Following King Juan Carlos of Spain’s announcement of his intention to abdicate in favor of his son, Crown Prince Felipe, Spain finds before her a task she has failed to accomplish for over 200 years: the peaceful preservation of her constitution during the succession of a head of state.
Juan Carlos has so fulfilled his role as the nation’s executive that the Spanish constitution he helped construct in 1978 does not address the succession process in detail, leaving the country’s parliament to draw up the formalities of the crown prince’s ascension in response to the king’s announcement. Faced with anti-monarchial protests, Spaniards and their representatives must consider the relationship between their king and constitution, and their crown and country.
In many ways, Juan Carlos created today’s Spanish State, and his executive role is basically non-political, animating and enforcing the constitution itself without condescending to the partisanship of the parliamentary government.
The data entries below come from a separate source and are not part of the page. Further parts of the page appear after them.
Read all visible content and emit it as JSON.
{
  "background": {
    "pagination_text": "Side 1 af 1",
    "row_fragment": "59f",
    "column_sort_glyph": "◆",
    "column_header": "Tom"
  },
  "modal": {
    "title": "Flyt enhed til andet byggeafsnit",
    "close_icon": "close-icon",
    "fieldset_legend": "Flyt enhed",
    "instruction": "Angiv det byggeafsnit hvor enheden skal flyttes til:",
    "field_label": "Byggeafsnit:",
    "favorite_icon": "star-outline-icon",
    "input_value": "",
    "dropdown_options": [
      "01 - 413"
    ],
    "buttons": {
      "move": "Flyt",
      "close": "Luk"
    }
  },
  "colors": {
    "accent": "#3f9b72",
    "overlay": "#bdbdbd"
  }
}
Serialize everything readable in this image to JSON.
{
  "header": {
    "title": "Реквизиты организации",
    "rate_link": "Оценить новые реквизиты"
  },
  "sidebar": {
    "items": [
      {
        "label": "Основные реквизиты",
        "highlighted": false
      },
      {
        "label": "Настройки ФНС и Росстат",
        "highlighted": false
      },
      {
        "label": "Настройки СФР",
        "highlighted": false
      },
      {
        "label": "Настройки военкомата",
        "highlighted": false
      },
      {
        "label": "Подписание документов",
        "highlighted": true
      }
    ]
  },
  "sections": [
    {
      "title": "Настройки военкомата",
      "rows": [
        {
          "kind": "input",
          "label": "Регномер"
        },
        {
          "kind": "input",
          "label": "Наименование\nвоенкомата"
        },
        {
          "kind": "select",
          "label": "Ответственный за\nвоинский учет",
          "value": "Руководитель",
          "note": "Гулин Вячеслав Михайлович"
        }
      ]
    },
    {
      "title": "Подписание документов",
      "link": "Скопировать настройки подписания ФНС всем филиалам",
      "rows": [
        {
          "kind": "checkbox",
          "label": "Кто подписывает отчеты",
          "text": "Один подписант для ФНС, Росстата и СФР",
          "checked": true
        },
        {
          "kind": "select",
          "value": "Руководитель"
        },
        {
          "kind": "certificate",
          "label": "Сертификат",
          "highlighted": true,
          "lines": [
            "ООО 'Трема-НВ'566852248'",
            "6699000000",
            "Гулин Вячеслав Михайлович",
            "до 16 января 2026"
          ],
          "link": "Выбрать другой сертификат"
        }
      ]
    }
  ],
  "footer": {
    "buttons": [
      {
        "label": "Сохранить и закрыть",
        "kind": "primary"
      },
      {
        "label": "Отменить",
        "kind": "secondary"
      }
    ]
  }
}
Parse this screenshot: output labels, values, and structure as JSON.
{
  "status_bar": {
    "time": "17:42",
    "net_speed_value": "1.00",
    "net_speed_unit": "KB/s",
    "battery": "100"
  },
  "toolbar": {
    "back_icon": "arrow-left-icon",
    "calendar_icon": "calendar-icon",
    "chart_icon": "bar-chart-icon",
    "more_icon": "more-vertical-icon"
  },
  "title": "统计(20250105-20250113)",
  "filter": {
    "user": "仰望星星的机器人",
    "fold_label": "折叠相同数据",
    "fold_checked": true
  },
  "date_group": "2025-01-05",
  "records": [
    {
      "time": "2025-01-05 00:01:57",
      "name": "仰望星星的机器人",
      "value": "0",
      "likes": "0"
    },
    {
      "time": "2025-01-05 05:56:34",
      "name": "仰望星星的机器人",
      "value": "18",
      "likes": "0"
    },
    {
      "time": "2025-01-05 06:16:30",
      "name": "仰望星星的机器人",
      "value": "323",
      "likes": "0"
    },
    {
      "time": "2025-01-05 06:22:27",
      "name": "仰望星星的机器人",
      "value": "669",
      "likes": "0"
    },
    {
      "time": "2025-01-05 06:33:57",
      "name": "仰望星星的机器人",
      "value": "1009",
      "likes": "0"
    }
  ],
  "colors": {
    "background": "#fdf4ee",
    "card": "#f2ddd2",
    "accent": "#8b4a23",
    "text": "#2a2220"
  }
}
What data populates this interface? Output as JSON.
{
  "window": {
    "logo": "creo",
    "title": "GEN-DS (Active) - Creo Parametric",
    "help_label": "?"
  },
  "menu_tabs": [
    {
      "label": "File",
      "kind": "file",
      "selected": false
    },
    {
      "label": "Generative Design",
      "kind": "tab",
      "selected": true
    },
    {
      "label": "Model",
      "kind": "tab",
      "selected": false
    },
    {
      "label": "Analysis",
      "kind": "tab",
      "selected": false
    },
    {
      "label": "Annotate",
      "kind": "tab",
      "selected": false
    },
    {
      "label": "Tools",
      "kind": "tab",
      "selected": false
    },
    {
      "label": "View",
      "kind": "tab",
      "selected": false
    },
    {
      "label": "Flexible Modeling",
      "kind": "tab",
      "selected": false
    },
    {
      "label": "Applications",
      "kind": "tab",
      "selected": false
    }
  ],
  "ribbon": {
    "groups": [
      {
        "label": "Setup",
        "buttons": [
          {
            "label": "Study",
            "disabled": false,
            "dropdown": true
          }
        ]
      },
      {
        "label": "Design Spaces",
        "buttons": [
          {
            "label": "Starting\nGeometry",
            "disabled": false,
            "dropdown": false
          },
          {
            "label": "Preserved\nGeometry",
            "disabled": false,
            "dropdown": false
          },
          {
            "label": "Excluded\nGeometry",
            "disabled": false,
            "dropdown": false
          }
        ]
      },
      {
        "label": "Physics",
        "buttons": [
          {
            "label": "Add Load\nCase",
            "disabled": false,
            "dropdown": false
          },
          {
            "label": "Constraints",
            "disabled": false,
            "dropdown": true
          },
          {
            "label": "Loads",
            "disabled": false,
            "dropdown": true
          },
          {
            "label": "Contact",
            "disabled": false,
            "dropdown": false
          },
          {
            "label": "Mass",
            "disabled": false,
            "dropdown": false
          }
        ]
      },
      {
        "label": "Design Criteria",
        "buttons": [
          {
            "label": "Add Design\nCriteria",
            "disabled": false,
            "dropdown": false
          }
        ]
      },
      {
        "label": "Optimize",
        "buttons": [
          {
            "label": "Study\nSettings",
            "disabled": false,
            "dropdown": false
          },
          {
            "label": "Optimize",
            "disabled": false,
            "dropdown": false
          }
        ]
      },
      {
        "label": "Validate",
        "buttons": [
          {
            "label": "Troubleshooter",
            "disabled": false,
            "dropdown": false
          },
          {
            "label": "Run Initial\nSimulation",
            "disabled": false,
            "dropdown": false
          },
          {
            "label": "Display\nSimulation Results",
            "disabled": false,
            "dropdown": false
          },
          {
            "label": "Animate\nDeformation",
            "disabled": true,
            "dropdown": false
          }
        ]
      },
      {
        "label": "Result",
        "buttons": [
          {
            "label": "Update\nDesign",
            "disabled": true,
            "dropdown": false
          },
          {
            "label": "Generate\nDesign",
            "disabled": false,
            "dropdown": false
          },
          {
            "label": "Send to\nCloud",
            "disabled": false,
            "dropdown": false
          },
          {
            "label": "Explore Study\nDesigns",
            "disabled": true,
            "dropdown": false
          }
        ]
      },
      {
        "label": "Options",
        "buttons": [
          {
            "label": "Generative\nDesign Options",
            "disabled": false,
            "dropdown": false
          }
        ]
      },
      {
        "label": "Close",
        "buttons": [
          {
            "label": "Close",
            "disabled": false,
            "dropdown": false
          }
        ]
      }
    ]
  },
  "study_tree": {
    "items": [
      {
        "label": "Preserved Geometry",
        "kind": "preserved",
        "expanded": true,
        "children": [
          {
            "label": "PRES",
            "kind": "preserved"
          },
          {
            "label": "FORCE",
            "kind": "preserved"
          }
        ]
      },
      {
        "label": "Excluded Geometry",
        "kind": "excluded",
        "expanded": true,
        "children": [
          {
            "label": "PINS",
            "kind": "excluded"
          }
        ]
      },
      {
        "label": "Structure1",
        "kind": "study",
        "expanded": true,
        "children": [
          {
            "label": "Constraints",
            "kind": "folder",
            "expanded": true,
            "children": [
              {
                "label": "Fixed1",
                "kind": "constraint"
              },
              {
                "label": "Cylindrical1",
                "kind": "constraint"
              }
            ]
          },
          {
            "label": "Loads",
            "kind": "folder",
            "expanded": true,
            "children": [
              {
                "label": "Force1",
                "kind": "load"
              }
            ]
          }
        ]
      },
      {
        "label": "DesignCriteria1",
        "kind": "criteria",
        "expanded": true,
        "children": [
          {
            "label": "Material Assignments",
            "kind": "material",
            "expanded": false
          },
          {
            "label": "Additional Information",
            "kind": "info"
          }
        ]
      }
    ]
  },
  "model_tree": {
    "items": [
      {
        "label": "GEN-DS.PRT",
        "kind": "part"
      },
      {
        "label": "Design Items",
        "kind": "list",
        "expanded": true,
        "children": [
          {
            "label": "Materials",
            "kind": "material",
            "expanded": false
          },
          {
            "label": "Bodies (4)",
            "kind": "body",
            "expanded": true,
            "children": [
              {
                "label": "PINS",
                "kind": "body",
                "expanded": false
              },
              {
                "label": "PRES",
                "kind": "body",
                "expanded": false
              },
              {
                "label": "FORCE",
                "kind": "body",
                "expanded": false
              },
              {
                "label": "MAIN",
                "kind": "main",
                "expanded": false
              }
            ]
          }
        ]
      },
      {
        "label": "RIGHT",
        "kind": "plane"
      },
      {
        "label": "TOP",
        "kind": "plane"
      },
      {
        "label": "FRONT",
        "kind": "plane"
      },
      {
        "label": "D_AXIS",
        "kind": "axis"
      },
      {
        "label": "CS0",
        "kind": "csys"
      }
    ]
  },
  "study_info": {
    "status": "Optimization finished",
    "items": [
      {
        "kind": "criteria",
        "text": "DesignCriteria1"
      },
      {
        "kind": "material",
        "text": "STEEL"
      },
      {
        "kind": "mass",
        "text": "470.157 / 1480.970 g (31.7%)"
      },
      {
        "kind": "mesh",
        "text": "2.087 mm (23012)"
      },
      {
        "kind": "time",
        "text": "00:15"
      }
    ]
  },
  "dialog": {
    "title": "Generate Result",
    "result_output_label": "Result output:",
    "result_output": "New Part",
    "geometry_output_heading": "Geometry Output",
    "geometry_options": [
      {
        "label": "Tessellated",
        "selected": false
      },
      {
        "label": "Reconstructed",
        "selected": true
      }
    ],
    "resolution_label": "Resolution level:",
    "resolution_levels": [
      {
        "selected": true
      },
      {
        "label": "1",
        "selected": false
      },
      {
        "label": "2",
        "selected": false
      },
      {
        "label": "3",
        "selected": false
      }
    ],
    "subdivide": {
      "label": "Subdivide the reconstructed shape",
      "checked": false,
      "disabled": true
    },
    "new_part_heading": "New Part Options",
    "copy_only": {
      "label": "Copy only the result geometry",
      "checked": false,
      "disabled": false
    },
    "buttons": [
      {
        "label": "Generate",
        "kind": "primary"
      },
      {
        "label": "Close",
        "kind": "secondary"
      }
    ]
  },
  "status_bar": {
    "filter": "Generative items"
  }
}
Juan Carlos’s rule continues the house of Bourbon founded in 1700, and the office of king is the symbol and fullness of Spanish national unity and permanence. His monarchy has transcended the divisions left by the rule of Francisco Franco. Juan Carlos also embraced his role as the country’s commander-in-chief and put down an attempted military coup, ushering in the parliamentary system that governs Spain today.
Thus, while the Spanish parliament hurries to enact legislation facilitating a tranquil transition and Felipe’s assumption of the monarchy, the demonstrators joining with leftist parties calling for a referendum on the monarchy should ask themselves whether it is truly broken. Their calls for a republic reveal the question at hand to be one of the nature of sovereignty rather than a response to despotism. While Juan Carlos’s reign has not been without scandal, he is also not accused of failing to fulfill his constitutional duties enumerated in article 62 of the Spanish constitution.
Juan Carlos and the monarchy are symbols of Spanish national and cultural continuity. He has been, and his son will be—having prepared for these duties his whole life—the vessel of the constitutional rule of law in Spain. To eliminate the Spanish monarchy is to eliminate the Spanish constitution and to reject 314 years of Spanish history.
Considering the question of sovereignty, Juan Carlos has done nothing to violate the laws of justice that bind the people to the monarchy. Considering the question of prudence, an attempt to reform the nation into a populist republic less than a hundred years after a brutal civil war and fascist dictatorship, rejecting the opportunity for constitutional continuity, seems deeply foolish.